マーティン・マクドナー監督がサーチライト・ピクチャーズとタッグを組むのは、本作が3度目
マーティン・マクドナー監督がサーチライト・ピクチャーズとタッグを組むのは、本作が3度目[c]Searchlight Pictures Courtesy Everett Collection

ブラック・コメディでありながら実在の歴史に根ざした題材について問われたマクドナー監督は、「CIAが過去50年、60年にわたって世界中で行ってきたことの真実に、ずっと関心を持ってきた」と説明。本作にはグアテマラやコンゴ、ピッグス湾事件への言及も盛り込まれているといい、「KGBがどんな組織かは誰もが知っているが、CIAの活動については、同じようには疑問視されてこなかったように思います」と話した。
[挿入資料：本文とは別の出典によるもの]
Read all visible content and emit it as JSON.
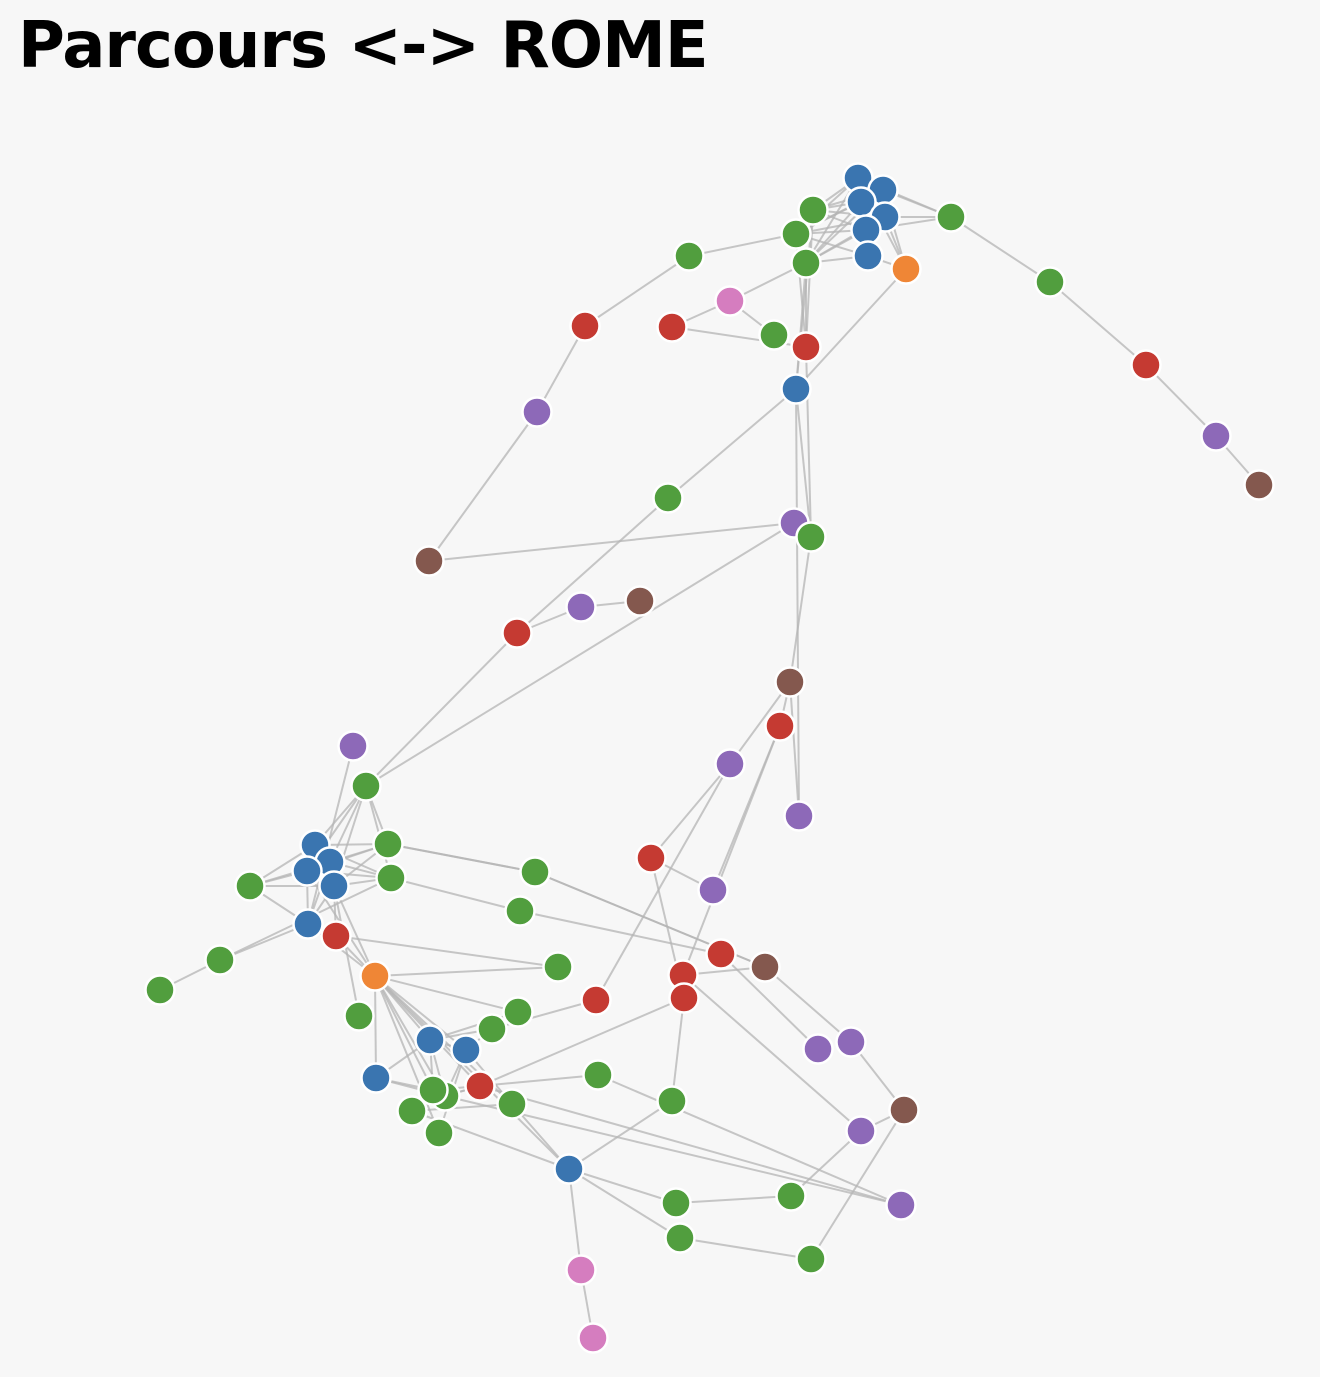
{
  "title": "Parcours <-> ROME",
  "palette": {
    "blue": "#3a75b0",
    "green": "#519e3e",
    "red": "#c53a32",
    "purple": "#8d69b8",
    "brown": "#84584e",
    "orange": "#ef8636",
    "pink": "#d57dbf"
  },
  "graph": {
    "nodes": [
      {
        "id": "n0",
        "color": "blue"
      },
      {
        "id": "n1",
        "color": "blue"
      },
      {
        "id": "n2",
        "color": "blue"
      },
      {
        "id": "n3",
        "color": "blue"
      },
      {
        "id": "n4",
        "color": "blue"
      },
      {
        "id": "n5",
        "color": "blue"
      },
      {
        "id": "n6",
        "color": "green"
      },
      {
        "id": "n7",
        "color": "green"
      },
      {
        "id": "n8",
        "color": "green"
      },
      {
        "id": "n9",
        "color": "orange"
      },
      {
        "id": "n10",
        "color": "green"
      },
      {
        "id": "n11",
        "color": "green"
      },
      {
        "id": "n12",
        "color": "red"
      },
      {
        "id": "n13",
        "color": "purple"
      },
      {
        "id": "n14",
        "color": "brown"
      },
      {
        "id": "n15",
        "color": "green"
      },
      {
        "id": "n16",
        "color": "pink"
      },
      {
        "id": "n17",
        "color": "red"
      },
      {
        "id": "n18",
        "color": "red"
      },
      {
        "id": "n19",
        "color": "purple"
      },
      {
        "id": "n20",
        "color": "green"
      },
      {
        "id": "n21",
        "color": "red"
      },
      {
        "id": "n22",
        "color": "blue"
      },
      {
        "id": "n23",
        "color": "green"
      },
      {
        "id": "n24",
        "color": "purple"
      },
      {
        "id": "n25",
        "color": "brown"
      },
      {
        "id": "n26",
        "color": "red"
      },
      {
        "id": "n27",
        "color": "purple"
      },
      {
        "id": "n28",
        "color": "brown"
      },
      {
        "id": "n29",
        "color": "green"
      },
      {
        "id": "n30",
        "color": "purple"
      },
      {
        "id": "n31",
        "color": "brown"
      },
      {
        "id": "n32",
        "color": "red"
      },
      {
        "id": "n33",
        "color": "purple"
      },
      {
        "id": "n34",
        "color": "purple"
      },
      {
        "id": "n35",
        "color": "green"
      },
      {
        "id": "n36",
        "color": "blue"
      },
      {
        "id": "n37",
        "color": "blue"
      },
      {
        "id": "n38",
        "color": "blue"
      },
      {
        "id": "n39",
        "color": "blue"
      },
      {
        "id": "n40",
        "color": "green"
      },
      {
        "id": "n41",
        "color": "green"
      },
      {
        "id": "n42",
        "color": "blue"
      },
      {
        "id": "n43",
        "color": "green"
      },
      {
        "id": "n44",
        "color": "green"
      },
      {
        "id": "n45",
        "color": "green"
      },
      {
        "id": "n46",
        "color": "red"
      },
      {
        "id": "n47",
        "color": "purple"
      },
      {
        "id": "n48",
        "color": "green"
      },
      {
        "id": "n49",
        "color": "green"
      },
      {
        "id": "n50",
        "color": "orange"
      },
      {
        "id": "n51",
        "color": "green"
      },
      {
        "id": "n52",
        "color": "red"
      },
      {
        "id": "n53",
        "color": "red"
      },
      {
        "id": "n54",
        "color": "red"
      },
      {
        "id": "n55",
        "color": "red"
      },
      {
        "id": "n56",
        "color": "brown"
      },
      {
        "id": "n57",
        "color": "green"
      },
      {
        "id": "n58",
        "color": "green"
      },
      {
        "id": "n59",
        "color": "green"
      },
      {
        "id": "n60",
        "color": "blue"
      },
      {
        "id": "n61",
        "color": "blue"
      },
      {
        "id": "n62",
        "color": "red"
      },
      {
        "id": "n63",
        "color": "purple"
      },
      {
        "id": "n64",
        "color": "purple"
      },
      {
        "id": "n65",
        "color": "purple"
      },
      {
        "id": "n66",
        "color": "brown"
      },
      {
        "id": "n67",
        "color": "blue"
      },
      {
        "id": "n68",
        "color": "green"
      },
      {
        "id": "n69",
        "color": "green"
      },
      {
        "id": "n70",
        "color": "green"
      },
      {
        "id": "n71",
        "color": "green"
      },
      {
        "id": "n72",
        "color": "green"
      },
      {
        "id": "n73",
        "color": "green"
      },
      {
        "id": "n74",
        "color": "red"
      },
      {
        "id": "n75",
        "color": "red"
      },
      {
        "id": "n76",
        "color": "purple"
      },
      {
        "id": "n77",
        "color": "green"
      },
      {
        "id": "n78",
        "color": "blue"
      },
      {
        "id": "n79",
        "color": "green"
      },
      {
        "id": "n80",
        "color": "green"
      },
      {
        "id": "n81",
        "color": "green"
      },
      {
        "id": "n82",
        "color": "green"
      },
      {
        "id": "n83",
        "color": "red"
      },
      {
        "id": "n84",
        "color": "pink"
      }
    ],
    "links": [
      [
        "n0",
        "n1"
      ],
      [
        "n0",
        "n2"
      ],
      [
        "n0",
        "n3"
      ],
      [
        "n0",
        "n4"
      ],
      [
        "n0",
        "n5"
      ],
      [
        "n1",
        "n3"
      ],
      [
        "n2",
        "n4"
      ],
      [
        "n3",
        "n4"
      ],
      [
        "n4",
        "n5"
      ],
      [
        "n2",
        "n5"
      ],
      [
        "n1",
        "n2"
      ],
      [
        "n0",
        "n6"
      ],
      [
        "n1",
        "n6"
      ],
      [
        "n2",
        "n6"
      ],
      [
        "n3",
        "n6"
      ],
      [
        "n4",
        "n6"
      ],
      [
        "n0",
        "n7"
      ],
      [
        "n1",
        "n7"
      ],
      [
        "n2",
        "n7"
      ],
      [
        "n3",
        "n7"
      ],
      [
        "n4",
        "n7"
      ],
      [
        "n5",
        "n7"
      ],
      [
        "n0",
        "n8"
      ],
      [
        "n1",
        "n8"
      ],
      [
        "n2",
        "n8"
      ],
      [
        "n3",
        "n8"
      ],
      [
        "n4",
        "n8"
      ],
      [
        "n5",
        "n8"
      ],
      [
        "n0",
        "n9"
      ],
      [
        "n1",
        "n9"
      ],
      [
        "n3",
        "n9"
      ],
      [
        "n5",
        "n9"
      ],
      [
        "n0",
        "n10"
      ],
      [
        "n1",
        "n10"
      ],
      [
        "n3",
        "n10"
      ],
      [
        "n4",
        "n10"
      ],
      [
        "n10",
        "n11"
      ],
      [
        "n11",
        "n12"
      ],
      [
        "n12",
        "n13"
      ],
      [
        "n13",
        "n14"
      ],
      [
        "n7",
        "n15"
      ],
      [
        "n15",
        "n17"
      ],
      [
        "n17",
        "n19"
      ],
      [
        "n19",
        "n25"
      ],
      [
        "n25",
        "n24"
      ],
      [
        "n8",
        "n16"
      ],
      [
        "n16",
        "n18"
      ],
      [
        "n18",
        "n21"
      ],
      [
        "n16",
        "n20"
      ],
      [
        "n9",
        "n22"
      ],
      [
        "n22",
        "n23"
      ],
      [
        "n23",
        "n26"
      ],
      [
        "n26",
        "n27"
      ],
      [
        "n27",
        "n28"
      ],
      [
        "n8",
        "n21"
      ],
      [
        "n6",
        "n21"
      ],
      [
        "n7",
        "n21"
      ],
      [
        "n8",
        "n22"
      ],
      [
        "n6",
        "n22"
      ],
      [
        "n22",
        "n29"
      ],
      [
        "n21",
        "n29"
      ],
      [
        "n22",
        "n30"
      ],
      [
        "n29",
        "n31"
      ],
      [
        "n30",
        "n31"
      ],
      [
        "n31",
        "n32"
      ],
      [
        "n31",
        "n33"
      ],
      [
        "n32",
        "n34"
      ],
      [
        "n32",
        "n62"
      ],
      [
        "n34",
        "n53"
      ],
      [
        "n33",
        "n53"
      ],
      [
        "n33",
        "n54"
      ],
      [
        "n53",
        "n75"
      ],
      [
        "n26",
        "n35"
      ],
      [
        "n24",
        "n35"
      ],
      [
        "n35",
        "n36"
      ],
      [
        "n35",
        "n37"
      ],
      [
        "n35",
        "n38"
      ],
      [
        "n35",
        "n39"
      ],
      [
        "n35",
        "n40"
      ],
      [
        "n35",
        "n41"
      ],
      [
        "n36",
        "n37"
      ],
      [
        "n36",
        "n38"
      ],
      [
        "n37",
        "n39"
      ],
      [
        "n38",
        "n39"
      ],
      [
        "n39",
        "n42"
      ],
      [
        "n38",
        "n42"
      ],
      [
        "n37",
        "n42"
      ],
      [
        "n36",
        "n40"
      ],
      [
        "n37",
        "n40"
      ],
      [
        "n38",
        "n40"
      ],
      [
        "n39",
        "n40"
      ],
      [
        "n36",
        "n41"
      ],
      [
        "n37",
        "n41"
      ],
      [
        "n38",
        "n41"
      ],
      [
        "n39",
        "n41"
      ],
      [
        "n36",
        "n43"
      ],
      [
        "n37",
        "n43"
      ],
      [
        "n38",
        "n43"
      ],
      [
        "n39",
        "n43"
      ],
      [
        "n42",
        "n43"
      ],
      [
        "n41",
        "n44"
      ],
      [
        "n44",
        "n45"
      ],
      [
        "n42",
        "n44"
      ],
      [
        "n40",
        "n46"
      ],
      [
        "n40",
        "n49"
      ],
      [
        "n41",
        "n48"
      ],
      [
        "n42",
        "n47"
      ],
      [
        "n42",
        "n50"
      ],
      [
        "n38",
        "n50"
      ],
      [
        "n39",
        "n50"
      ],
      [
        "n39",
        "n51"
      ],
      [
        "n39",
        "n52"
      ],
      [
        "n42",
        "n52"
      ],
      [
        "n48",
        "n55"
      ],
      [
        "n55",
        "n63"
      ],
      [
        "n49",
        "n56"
      ],
      [
        "n46",
        "n56"
      ],
      [
        "n56",
        "n62"
      ],
      [
        "n56",
        "n64"
      ],
      [
        "n62",
        "n65"
      ],
      [
        "n64",
        "n66"
      ],
      [
        "n65",
        "n66"
      ],
      [
        "n50",
        "n57"
      ],
      [
        "n50",
        "n58"
      ],
      [
        "n50",
        "n60"
      ],
      [
        "n50",
        "n61"
      ],
      [
        "n50",
        "n67"
      ],
      [
        "n50",
        "n80"
      ],
      [
        "n50",
        "n79"
      ],
      [
        "n50",
        "n82"
      ],
      [
        "n50",
        "n81"
      ],
      [
        "n50",
        "n78"
      ],
      [
        "n60",
        "n59"
      ],
      [
        "n60",
        "n58"
      ],
      [
        "n60",
        "n61"
      ],
      [
        "n61",
        "n59"
      ],
      [
        "n60",
        "n79"
      ],
      [
        "n61",
        "n79"
      ],
      [
        "n67",
        "n79"
      ],
      [
        "n67",
        "n80"
      ],
      [
        "n67",
        "n60"
      ],
      [
        "n61",
        "n81"
      ],
      [
        "n61",
        "n82"
      ],
      [
        "n60",
        "n80"
      ],
      [
        "n59",
        "n54"
      ],
      [
        "n79",
        "n83"
      ],
      [
        "n80",
        "n83"
      ],
      [
        "n83",
        "n75"
      ],
      [
        "n57",
        "n52"
      ],
      [
        "n52",
        "n74"
      ],
      [
        "n79",
        "n74"
      ],
      [
        "n79",
        "n76"
      ],
      [
        "n76",
        "n73"
      ],
      [
        "n73",
        "n74"
      ],
      [
        "n83",
        "n76"
      ],
      [
        "n82",
        "n77"
      ],
      [
        "n82",
        "n78"
      ],
      [
        "n78",
        "n77"
      ],
      [
        "n78",
        "n68"
      ],
      [
        "n68",
        "n75"
      ],
      [
        "n78",
        "n69"
      ],
      [
        "n78",
        "n70"
      ],
      [
        "n69",
        "n71"
      ],
      [
        "n71",
        "n65"
      ],
      [
        "n70",
        "n72"
      ],
      [
        "n72",
        "n66"
      ],
      [
        "n78",
        "n84"
      ],
      [
        "n84",
        "n85"
      ]
    ]
  }
}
スティーヴ・ブシェミは、CIA南米支局長という一癖ある役どころについて、「部下の2人をコントロールできず、特にジョンの役からはまるで敬意を払われていない。彼は嫉妬している」と役作りを説明。マクドナー監督との出会いについても、「数年前、ここヴェネチアで『イニシェリン島の精霊』が上映されたとき、僕はほとんどストーカーのように彼につきまとって、『絶対に一緒に仕事をしないと』と迫ったんです(笑)」とユーモラスに明かし、会場の笑いを誘った。

親しげに肩を組むサム・ロックウェル(左)、マーティン・マクドナー監督(中央)、ジョン・マルコヴィッチ(右)
親しげに肩を組むサム・ロックウェル(左)、マーティン・マクドナー監督(中央)、ジョン・マルコヴィッチ(右)[c]2026 Searchlight Pictures. All Rights Reserved.

会見では早くもアカデミー賞への期待を問う声も上がったが、マルコヴィッチは「一番うれしいのは、この作品そのものに注目が集まること。すばらしい演者が揃い、脚本も演出も見事な作品だということが、私にとって一番大切なことです」と謙虚に語った。

なお本作は、10月26日(月)より開幕の第39回東京国際映画祭ガラ・セレクション部門でのジャパンプレミアも決定している。世界中の映画祭での熱狂的な上映を経て、『ワイルド・ホース・ナイン』は2027年1月29日(金)、日本公開を迎える。